Is The Intermediate-Term Bottom In For August Gold Futures?
Shain Vernier • 2 min read
Friday featured a rare positive session for bullion amid the threat of an all-out U.S./China trade war. Investors began to hedge their bets, driving the price of August gold futures north $9.00 per troy ounce. While some of the buying is due to reducing weekend risk exposure, one has to wonder if the rally is the beginning of something significant.
Last week’s Thursday and Friday sessions featured a return of the “Trump factor” to the marketplace. Statements on Twitter criticising current U.S. FED policy, as well as plans for tariffs on $500 billion in Chinese imports, threw traders for a loop. The result was typical — when in doubt, buy gold!
August Gold Futures Technical Outlook
Thus far, 2018 has been a year to forget for gold bulls. Price has consistently sold off, fueled by relative peace on the Korean Peninsula and growth in global equities. The strengthening of the U.S. dollar has not helped matters, as there just isn’t a good enough reason to be long bullion.
A simple look at the daily chart clearly illustrates the macro pattern in this market: sell-off, consolidation, sell-off. As of now, buyers have made a stand in the area of 1225.0. But are their efforts enough to turn the tables for the second half of 2018?
Early next week is going to be an important time for gold traders. Friday’s strong close posted a hard test of the 38% Fibonacci retracement of the current wave (1232.2). If price breaks to the bull above this number, then the Swing Low (1210.7) has a great shot of setting up as a monthly spike low.
From a trading standpoint, playing a breakout scalp above this level is not a bad idea. On the weekly electronic open, a buy from 1232.5 looking for a fast 8-12 ticks is a solid way to start the trading week. Using a tight 1:1 risk vs reward, this trade is highly likely to produce a fast winner.
Of course, trading weekly opens can be tough. Price closed near daily highs on Friday. There is a very good chance that this market may open gap up, in which case the scalp is null and void.

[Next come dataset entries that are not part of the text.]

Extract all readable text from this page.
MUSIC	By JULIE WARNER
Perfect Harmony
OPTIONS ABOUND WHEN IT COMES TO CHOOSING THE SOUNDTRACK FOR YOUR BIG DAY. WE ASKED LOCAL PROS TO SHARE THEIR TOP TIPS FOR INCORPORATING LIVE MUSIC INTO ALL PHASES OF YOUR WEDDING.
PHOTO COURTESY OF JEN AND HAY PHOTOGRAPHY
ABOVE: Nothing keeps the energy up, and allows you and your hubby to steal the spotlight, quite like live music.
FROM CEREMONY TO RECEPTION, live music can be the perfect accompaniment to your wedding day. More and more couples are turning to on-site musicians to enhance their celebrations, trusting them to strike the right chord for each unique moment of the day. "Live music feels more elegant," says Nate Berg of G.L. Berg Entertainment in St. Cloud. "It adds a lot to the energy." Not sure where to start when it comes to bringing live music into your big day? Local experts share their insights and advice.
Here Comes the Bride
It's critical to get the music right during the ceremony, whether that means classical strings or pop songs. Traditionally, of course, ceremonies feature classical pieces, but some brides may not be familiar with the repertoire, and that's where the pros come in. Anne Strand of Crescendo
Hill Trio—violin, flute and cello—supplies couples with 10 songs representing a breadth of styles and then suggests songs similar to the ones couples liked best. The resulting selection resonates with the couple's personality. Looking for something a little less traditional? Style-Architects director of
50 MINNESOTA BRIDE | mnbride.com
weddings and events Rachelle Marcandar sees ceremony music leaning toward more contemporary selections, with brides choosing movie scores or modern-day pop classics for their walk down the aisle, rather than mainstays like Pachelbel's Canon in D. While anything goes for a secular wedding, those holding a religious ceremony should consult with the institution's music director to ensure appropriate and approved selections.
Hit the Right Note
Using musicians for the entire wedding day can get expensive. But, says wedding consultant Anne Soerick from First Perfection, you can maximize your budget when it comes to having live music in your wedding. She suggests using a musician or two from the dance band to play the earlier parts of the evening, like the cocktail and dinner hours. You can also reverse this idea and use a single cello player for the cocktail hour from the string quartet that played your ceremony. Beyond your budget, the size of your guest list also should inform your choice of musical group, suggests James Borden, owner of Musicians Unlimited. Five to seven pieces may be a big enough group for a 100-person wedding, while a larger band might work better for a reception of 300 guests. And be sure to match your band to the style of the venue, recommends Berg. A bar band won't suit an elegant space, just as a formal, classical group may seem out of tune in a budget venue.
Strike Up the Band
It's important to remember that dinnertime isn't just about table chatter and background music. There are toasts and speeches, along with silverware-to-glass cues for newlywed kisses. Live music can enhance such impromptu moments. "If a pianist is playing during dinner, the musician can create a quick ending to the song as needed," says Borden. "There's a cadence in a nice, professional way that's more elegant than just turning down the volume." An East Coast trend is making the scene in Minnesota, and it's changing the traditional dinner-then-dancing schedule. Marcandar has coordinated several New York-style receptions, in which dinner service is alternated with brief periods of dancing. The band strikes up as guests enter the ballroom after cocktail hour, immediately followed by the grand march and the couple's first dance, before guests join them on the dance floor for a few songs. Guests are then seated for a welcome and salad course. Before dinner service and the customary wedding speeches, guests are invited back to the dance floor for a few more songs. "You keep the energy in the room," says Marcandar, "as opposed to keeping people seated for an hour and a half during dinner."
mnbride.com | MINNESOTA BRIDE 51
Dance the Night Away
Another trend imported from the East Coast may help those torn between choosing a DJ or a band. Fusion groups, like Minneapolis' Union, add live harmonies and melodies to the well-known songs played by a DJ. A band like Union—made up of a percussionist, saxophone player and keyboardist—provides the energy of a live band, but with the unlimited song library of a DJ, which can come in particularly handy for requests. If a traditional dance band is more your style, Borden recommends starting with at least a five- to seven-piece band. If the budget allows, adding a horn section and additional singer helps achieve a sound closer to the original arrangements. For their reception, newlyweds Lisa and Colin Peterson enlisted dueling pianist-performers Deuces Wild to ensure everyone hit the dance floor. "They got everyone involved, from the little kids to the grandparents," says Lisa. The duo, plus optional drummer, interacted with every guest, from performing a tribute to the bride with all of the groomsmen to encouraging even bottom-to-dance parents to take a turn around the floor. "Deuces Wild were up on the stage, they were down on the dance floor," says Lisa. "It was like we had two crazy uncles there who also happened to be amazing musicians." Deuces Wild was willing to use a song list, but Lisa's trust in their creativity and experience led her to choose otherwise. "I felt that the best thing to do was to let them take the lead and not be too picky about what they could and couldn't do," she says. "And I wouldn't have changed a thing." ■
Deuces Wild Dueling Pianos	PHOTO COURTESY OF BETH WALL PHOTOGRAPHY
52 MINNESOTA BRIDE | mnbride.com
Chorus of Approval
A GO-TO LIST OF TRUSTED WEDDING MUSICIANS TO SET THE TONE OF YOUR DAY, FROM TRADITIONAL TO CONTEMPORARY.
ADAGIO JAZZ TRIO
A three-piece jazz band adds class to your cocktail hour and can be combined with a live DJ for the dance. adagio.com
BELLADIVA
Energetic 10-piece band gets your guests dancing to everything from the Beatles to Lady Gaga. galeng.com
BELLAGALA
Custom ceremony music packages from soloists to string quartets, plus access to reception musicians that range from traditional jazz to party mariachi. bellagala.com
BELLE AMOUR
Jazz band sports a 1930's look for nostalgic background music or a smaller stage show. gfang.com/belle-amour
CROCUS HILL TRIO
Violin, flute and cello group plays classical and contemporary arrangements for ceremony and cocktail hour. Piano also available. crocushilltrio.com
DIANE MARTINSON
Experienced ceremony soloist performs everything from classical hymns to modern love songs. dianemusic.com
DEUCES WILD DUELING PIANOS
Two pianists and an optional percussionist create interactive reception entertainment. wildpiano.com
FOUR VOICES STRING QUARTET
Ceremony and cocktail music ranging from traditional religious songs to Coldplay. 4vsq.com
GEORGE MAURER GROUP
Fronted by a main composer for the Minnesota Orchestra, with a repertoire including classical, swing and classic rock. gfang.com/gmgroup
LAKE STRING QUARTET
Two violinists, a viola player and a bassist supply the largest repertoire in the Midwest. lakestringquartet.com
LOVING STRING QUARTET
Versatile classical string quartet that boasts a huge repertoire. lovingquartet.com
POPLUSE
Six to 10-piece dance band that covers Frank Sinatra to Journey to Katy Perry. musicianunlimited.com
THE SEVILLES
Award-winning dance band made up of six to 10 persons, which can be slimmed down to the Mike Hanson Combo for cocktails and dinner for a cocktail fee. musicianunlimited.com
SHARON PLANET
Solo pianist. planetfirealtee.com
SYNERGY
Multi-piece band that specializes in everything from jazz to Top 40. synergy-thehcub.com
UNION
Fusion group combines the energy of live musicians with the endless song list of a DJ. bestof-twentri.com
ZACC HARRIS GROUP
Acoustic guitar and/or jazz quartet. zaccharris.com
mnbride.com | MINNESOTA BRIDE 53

The prospects of a hot U.S./China trade war have begun to shift the overwhelmingly bearish sentiment facing gold. A lengthy standoff is likely to prompt the U.S. FED to abandon a fourth rate hike for 2018, in the spirit of promoting the U.S. export sector. In addition, U.S. corporate earnings will experience a few growing pains until the picture surrounding international trade clears a bit. Factor in the key U.K. resignations surrounding the Brexit process, and there is growing ambiguity facing nearly all global markets.
As uncertainty grows, so does the value of bullion. We will soon find out if the current economic and geopolitical questions are enough to prompt a large-scale exodus from risk. If so, a recovery in the gold markets may be just around the corner.